Harry S. Truman famously remarked that “Not all readers are leaders, but all leaders are readers.”

It is sad, though, that there really does seem to be a decline in how much we read. Some people lament that they simply don’t have enough time to read. The time excuse really isn’t very credible. We all have exactly the same amount of time — 24 hours a day! When we say that we don’t have enough time — whether it’s for exercise, playing with our children, or getting to know our colleagues — what we really mean is that something isn’t a priority.

According to the National Endowment for the Arts, “reading has declined among every group of adult Americans,” and for the first time in American history, “less than half of the U.S. adult American population is reading literature.”

Perhaps the competition for our attention has simply become too intense. Social media, computer games, and television all seem to demand our time and attention when we could be reading. But there is quite a lot of compelling, hard-nosed data that suggests that the reading habit leads to very desirable social and economic outcomes. A study of 6,000 people born in the United Kingdom concludes that children’s test scores are even more strongly correlated to how often they read than to the other strong predictor, the education of their parents.

Leaders have one thing in common. They tend to read much more than the average American, who reads only one book a year. CEOs of Fortune 500 companies, by contrast, read four to five books a month!

Some of the benefits of reading include:

  1. Reading is a very efficient way of building competitive intelligence. You can learn about your competitors, the economic landscape, and identify threats and opportunities earlier.
  2. Reading broadens your perspective.

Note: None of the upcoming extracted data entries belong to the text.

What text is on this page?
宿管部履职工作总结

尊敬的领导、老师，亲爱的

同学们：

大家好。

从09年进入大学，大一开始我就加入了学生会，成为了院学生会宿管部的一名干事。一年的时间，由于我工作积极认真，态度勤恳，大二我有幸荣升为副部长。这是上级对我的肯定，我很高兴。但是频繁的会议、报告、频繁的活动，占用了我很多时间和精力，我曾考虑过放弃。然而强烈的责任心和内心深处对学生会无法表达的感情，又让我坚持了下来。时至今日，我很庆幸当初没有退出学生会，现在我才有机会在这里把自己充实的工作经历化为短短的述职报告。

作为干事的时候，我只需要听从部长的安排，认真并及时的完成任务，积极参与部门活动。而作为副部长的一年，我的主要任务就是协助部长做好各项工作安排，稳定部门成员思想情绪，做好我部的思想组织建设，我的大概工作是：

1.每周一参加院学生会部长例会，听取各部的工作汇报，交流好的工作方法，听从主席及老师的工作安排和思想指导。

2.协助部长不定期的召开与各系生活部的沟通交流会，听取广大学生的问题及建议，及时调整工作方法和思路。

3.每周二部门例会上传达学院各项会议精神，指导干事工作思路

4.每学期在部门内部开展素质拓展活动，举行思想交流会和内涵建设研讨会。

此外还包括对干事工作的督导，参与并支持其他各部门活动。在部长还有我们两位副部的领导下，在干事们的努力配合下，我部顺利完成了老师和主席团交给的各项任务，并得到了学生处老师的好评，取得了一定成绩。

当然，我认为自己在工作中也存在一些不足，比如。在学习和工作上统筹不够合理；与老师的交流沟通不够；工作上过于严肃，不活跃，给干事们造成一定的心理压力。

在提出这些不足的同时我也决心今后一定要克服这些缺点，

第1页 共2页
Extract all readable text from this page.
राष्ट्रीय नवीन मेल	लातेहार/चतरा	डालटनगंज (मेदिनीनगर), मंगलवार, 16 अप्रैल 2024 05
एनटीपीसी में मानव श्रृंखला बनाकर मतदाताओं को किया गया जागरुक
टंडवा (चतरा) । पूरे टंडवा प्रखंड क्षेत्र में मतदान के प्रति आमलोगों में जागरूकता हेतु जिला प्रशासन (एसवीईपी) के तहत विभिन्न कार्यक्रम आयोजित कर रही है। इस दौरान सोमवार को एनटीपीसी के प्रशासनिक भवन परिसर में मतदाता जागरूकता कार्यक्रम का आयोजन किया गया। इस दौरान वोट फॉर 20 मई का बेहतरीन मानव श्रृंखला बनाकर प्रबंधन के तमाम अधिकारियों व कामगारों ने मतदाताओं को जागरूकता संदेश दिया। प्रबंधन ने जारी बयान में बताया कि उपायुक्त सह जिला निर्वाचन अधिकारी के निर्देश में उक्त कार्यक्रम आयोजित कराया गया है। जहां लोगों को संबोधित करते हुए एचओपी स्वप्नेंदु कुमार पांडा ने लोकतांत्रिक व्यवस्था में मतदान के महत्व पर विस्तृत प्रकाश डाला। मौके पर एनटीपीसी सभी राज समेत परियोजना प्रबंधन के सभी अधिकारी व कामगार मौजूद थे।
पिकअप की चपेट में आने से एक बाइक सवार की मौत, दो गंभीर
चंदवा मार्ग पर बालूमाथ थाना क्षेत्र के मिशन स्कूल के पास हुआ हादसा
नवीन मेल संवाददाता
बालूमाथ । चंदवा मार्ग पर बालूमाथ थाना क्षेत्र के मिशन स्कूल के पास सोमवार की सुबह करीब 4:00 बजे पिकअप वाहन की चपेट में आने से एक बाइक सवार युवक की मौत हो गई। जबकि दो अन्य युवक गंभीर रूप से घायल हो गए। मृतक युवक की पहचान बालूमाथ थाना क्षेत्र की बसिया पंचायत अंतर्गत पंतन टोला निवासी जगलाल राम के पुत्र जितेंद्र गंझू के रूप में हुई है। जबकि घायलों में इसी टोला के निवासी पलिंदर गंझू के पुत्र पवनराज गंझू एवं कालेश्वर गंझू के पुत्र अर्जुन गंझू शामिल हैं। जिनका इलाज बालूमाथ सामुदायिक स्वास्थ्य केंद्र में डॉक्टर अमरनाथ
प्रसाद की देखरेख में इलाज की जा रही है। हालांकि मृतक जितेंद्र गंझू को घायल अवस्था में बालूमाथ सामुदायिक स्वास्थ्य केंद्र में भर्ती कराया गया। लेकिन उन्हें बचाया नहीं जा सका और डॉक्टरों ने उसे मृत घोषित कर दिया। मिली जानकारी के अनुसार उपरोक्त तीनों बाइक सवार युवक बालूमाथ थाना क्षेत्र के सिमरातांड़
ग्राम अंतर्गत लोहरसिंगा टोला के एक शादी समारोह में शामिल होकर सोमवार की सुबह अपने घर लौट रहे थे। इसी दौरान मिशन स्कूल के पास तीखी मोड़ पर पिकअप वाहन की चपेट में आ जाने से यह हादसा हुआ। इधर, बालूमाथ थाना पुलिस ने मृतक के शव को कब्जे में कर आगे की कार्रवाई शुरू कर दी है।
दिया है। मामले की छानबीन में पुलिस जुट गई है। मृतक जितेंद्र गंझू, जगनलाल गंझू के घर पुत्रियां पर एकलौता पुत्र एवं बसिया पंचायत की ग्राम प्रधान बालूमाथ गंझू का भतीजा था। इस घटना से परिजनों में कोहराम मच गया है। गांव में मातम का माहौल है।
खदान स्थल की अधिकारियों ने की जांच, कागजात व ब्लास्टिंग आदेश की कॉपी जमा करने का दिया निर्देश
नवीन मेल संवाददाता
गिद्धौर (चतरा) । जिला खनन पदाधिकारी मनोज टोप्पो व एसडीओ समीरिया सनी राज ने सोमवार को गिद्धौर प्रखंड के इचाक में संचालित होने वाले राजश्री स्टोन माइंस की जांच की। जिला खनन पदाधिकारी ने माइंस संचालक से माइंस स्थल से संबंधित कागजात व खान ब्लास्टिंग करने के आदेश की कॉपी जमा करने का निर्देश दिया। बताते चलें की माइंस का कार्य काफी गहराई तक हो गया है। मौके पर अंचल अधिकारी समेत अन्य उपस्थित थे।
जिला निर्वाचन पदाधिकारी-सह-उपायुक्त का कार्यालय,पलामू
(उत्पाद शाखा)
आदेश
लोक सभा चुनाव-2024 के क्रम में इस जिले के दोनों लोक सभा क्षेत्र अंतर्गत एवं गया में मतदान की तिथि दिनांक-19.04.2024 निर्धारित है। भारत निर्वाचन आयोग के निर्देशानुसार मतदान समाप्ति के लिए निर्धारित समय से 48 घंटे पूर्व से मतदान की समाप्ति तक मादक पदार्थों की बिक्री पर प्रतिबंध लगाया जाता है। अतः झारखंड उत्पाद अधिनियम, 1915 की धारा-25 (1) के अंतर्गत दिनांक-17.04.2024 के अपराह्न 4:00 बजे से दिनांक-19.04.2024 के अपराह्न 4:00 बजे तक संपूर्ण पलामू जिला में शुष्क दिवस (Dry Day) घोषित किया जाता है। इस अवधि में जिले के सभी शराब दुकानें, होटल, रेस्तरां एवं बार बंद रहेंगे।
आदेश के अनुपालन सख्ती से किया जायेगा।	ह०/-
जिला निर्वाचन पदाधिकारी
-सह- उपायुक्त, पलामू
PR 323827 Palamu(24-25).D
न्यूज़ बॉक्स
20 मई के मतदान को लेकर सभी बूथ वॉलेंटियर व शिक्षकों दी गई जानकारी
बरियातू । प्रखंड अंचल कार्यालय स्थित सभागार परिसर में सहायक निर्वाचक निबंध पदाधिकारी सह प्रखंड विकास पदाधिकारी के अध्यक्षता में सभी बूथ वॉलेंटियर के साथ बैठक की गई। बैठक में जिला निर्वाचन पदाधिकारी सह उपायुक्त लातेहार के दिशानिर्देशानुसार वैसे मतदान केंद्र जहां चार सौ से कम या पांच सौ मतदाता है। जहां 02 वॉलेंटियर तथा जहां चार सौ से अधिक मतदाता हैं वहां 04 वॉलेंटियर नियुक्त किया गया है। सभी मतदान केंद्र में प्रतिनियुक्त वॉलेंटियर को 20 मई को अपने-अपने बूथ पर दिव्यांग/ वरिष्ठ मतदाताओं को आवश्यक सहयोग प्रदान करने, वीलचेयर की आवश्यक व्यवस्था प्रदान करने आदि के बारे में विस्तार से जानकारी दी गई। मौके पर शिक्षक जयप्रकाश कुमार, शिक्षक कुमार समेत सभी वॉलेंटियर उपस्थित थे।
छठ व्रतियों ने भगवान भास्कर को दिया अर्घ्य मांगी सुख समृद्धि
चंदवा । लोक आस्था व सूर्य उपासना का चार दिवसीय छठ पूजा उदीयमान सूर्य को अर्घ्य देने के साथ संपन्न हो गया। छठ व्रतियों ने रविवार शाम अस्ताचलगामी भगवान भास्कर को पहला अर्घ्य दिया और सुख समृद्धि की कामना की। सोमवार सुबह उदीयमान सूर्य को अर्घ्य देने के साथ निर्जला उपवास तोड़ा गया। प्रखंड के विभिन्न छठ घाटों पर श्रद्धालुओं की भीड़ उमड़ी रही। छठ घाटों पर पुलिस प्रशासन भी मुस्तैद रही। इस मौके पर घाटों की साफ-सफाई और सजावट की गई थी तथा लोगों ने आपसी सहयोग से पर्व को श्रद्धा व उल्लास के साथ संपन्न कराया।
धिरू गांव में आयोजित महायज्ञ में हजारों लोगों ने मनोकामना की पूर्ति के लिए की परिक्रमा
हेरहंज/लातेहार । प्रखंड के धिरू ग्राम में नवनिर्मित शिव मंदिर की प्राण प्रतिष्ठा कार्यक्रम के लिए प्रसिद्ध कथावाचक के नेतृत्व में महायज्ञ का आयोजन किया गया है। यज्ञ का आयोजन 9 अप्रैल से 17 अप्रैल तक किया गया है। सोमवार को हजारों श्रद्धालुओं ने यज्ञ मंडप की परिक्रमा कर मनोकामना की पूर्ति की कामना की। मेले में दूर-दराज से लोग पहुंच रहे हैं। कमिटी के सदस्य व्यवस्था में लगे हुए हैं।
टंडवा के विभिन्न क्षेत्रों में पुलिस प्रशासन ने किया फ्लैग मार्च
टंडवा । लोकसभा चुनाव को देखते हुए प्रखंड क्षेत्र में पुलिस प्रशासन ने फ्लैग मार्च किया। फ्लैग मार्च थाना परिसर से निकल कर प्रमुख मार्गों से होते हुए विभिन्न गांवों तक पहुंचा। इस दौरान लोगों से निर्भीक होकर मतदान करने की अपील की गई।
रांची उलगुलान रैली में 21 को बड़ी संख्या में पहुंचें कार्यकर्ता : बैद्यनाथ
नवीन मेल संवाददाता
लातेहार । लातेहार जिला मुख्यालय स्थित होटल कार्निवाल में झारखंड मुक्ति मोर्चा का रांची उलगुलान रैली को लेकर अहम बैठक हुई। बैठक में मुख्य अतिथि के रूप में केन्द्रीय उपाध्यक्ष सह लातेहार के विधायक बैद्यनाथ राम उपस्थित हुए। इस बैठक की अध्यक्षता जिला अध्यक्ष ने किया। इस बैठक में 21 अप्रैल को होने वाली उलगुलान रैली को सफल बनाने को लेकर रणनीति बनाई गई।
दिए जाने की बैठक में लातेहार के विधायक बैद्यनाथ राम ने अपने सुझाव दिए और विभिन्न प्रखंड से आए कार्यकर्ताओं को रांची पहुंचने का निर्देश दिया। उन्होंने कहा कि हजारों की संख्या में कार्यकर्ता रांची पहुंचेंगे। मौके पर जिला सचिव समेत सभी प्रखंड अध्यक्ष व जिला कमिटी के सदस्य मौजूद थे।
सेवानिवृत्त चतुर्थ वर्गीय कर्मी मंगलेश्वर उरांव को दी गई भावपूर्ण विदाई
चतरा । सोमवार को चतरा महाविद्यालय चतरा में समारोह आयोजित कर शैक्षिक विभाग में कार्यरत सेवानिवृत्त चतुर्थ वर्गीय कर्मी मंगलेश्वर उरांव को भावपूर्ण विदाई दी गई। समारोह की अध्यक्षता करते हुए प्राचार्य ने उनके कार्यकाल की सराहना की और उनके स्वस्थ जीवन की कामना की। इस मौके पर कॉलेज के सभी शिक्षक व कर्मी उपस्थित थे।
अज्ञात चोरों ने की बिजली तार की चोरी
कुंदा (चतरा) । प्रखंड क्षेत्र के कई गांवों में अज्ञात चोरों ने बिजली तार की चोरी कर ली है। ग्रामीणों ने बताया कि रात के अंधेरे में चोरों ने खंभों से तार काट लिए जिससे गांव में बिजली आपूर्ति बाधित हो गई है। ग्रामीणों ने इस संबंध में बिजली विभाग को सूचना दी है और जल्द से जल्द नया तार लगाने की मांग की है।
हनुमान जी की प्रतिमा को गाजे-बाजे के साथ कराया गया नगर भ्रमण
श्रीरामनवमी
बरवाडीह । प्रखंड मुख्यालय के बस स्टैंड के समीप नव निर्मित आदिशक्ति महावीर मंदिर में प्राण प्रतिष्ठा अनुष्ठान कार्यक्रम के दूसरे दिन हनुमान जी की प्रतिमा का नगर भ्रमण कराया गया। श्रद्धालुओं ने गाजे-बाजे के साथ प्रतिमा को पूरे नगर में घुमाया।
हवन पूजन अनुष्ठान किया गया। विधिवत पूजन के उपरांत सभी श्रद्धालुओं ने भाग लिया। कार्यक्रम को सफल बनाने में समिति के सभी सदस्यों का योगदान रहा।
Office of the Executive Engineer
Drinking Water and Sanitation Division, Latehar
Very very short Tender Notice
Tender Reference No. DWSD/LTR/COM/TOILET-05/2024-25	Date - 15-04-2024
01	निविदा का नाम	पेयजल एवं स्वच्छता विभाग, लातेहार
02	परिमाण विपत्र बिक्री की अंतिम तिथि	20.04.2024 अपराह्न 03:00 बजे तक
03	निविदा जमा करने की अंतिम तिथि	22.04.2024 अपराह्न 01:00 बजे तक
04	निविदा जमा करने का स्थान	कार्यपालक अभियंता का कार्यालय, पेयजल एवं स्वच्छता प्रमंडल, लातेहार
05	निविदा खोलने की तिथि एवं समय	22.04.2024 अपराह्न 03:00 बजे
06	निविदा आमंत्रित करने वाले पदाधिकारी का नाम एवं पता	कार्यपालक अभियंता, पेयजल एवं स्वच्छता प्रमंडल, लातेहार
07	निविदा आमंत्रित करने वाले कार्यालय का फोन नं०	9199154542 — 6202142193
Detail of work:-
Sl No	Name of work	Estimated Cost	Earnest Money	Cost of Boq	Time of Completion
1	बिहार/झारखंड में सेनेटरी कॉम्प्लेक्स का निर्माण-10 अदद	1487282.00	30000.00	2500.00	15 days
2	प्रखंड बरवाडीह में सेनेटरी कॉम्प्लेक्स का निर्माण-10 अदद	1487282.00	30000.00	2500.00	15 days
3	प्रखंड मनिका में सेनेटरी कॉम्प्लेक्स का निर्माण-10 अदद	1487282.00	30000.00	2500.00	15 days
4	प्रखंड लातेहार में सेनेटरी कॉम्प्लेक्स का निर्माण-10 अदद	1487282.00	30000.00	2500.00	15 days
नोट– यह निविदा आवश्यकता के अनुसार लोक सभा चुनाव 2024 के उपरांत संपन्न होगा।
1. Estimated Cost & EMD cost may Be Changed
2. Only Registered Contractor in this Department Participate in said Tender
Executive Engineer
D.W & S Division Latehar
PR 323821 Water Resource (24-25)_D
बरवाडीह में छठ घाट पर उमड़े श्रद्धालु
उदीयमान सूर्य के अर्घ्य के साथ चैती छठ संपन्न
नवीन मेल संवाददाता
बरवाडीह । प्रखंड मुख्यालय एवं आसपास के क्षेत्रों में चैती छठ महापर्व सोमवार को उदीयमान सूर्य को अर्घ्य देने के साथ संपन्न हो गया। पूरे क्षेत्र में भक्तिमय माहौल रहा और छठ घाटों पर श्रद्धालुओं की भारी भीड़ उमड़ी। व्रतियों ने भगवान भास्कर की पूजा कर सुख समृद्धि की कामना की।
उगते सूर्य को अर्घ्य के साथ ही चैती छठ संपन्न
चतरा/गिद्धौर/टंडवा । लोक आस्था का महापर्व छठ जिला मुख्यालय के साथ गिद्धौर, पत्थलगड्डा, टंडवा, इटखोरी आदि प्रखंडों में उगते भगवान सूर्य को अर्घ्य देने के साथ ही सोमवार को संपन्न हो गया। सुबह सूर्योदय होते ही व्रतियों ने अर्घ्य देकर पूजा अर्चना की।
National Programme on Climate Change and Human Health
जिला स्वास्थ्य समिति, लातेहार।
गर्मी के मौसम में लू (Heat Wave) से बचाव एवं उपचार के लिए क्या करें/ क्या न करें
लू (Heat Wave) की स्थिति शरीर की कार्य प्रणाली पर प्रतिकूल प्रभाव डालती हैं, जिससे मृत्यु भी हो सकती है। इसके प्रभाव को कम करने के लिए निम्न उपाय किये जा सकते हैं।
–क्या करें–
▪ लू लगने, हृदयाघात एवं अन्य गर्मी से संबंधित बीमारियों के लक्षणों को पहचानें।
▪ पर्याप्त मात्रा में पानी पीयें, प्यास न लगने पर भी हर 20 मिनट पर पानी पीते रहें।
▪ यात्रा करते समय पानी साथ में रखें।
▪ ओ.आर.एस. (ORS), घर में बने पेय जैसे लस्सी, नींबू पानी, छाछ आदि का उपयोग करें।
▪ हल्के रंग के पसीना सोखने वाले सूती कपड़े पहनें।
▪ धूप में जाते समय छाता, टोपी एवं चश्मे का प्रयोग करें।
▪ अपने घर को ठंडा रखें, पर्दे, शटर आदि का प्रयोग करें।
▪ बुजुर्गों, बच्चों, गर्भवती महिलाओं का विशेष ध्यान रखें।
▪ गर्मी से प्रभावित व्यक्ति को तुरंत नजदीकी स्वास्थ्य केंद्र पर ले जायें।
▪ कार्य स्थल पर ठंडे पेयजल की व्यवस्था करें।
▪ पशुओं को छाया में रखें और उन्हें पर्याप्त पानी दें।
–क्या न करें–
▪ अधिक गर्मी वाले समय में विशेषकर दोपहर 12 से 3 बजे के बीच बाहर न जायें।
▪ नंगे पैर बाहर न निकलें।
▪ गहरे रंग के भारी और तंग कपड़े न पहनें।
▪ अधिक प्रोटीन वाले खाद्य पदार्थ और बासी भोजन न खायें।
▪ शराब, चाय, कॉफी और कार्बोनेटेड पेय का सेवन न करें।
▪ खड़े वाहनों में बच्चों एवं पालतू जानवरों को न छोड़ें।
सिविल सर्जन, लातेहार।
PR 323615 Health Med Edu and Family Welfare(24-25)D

It is often said that leaders can multiply their effectiveness by the number of points of view they have considered. Reading provides you with perspectives you may have never thought about before.
  3. Reading helps sharpen your social acumen. It makes you a more well-rounded person, and provides you with useful material that you can discuss with your colleagues, your customers, and your friends.
  4. Good leaders recognize that the key to leadership is an insatiable appetite for learning using every possible resource. They also know that if anyone on your team suspects that you lack intellectual curiosity or a willing to learn, any instinct to follow your direction will quickly evaporate.
  5. Reading provides a wonderful avenue to relax. Almost every leader has found that the best way to solve a problem is sometimes to think about something completely different. One study suggests that only six minutes of reading can reduce stress by 68%. Somerset Maugham once observed, “To acquire the habit of reading is to construct for yourself a refuge from almost all the miseries of life.”

So, as a good leader, you should always be able to provide an answer if someone asks you what you’re reading at the moment. Your books don’t all have to be about business. A good novel can often teach you far more than any business guru.

For those of you with children, remember that there is almost nothing more effective than cultivating the reading habit in kids. I read to my children pretty much every night when they were young, and I am so glad that they have developed a lifelong habit of books and reading.

Finally, thank you, dear reader, for reading this post. It shows you’re one step ahead in becoming a habitual reader.